Despite the explosion of flavors and dishes coming at you, there’s good pacing and the table was never crowded with plates as often occurs if the service is not well choreographed. And like its sister restaurant The Gallows, Banyan offers only one dessert—sesame cream puffs—and it’s totally worth the calories.
Setting the tone for the fun, inventive drinks include a Kirin “slushie” beer (which we had previously only seen in Tokyo) and creative “on tap” cocktails that we’re seeing more and more in new restaurants.
The restaurant is named after the banyan tree, one of the world’s most unusual species, which has roots that come down from horizontal branches to form “legs” allowing the tree to grow by expanding the space it occupies. The interior by Sousa Design picks up cues from the tree by incorporating branches that fill the space above the bar, expand out from the central light fixtures, and fill the back walls. Our dining guests—a husband and wife architecture/interior design team—wondered how their fire rating got ok’d in Boston but the branches make a powerful design statement and you know immediately you’re not in Hamersley’s anymore.
The interior color scheme is a neutral brown, grey, and green. Original windows line two walls and have been opened up in the bar area. Comfortable seating options including tables, booths, and “lower” high tops. A couple of “chef's table” counter seats face the open kitchen. While they seem a bit too much in the middle of the action for us they may be a good option for a first match.com date.
The brand identity by Adam Larson plays up the connection to the banyan tree as well with a brush stroke logo evoking a jungle and imagery of the twisted roots of the tree carried through to the coasters, postcards, etc.
All-in-all the combination of design, food, and drinks come together as a strong, cohesive concept. Of course we have some minor quibbles (some of which the owners may be looking into). The large metal sign above the door seems heavy-handed and out of place for the neighborhood and the level of design sophistication inside. The messy bits under the bar are also highlighted in the front picture window at eye level—perhaps a treatment on the bottom of the window would help mask this view? And when we went to make our reservation, a generic, templated website didn’t give us any sense of what to expect. The slapped-together looking site is definitely not in keeping with the care paid to interior and brand identity.

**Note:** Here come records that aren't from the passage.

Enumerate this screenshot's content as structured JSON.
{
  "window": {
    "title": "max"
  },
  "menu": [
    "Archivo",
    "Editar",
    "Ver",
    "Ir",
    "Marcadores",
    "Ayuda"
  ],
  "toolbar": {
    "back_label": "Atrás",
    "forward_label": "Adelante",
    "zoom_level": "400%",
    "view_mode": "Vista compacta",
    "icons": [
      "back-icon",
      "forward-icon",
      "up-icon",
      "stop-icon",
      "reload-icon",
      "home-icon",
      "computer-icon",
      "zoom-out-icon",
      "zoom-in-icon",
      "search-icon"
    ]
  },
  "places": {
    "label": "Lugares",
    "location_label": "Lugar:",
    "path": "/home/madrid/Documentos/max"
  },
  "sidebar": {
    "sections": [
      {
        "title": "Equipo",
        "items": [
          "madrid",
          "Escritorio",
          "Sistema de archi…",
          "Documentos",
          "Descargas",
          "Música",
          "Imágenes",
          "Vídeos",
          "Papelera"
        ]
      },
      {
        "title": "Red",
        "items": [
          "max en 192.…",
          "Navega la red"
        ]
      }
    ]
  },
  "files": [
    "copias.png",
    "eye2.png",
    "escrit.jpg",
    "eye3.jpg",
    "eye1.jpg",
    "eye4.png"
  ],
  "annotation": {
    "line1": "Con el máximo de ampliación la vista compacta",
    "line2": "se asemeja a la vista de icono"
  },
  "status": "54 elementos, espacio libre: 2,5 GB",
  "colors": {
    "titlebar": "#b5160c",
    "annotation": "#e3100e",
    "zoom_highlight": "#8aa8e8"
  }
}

It takes many parts working together in unity to create a great restaurant experience. It starts with the owner’s vision which is the inspiration for the food and drinks which in turn drive the interior design and branding. It’s rare that a restaurant pays close attention to all the components (especially in Boston) but Banyan does. Like the tree for which it’s named, Banyan starts with a strong base and expands out in unexpected ways. It appears everything is in place for it to grow. Let’s all pay our respects to Gordon and his dearly departed Hamersley’s but let’s go out and have some fun at Banyan.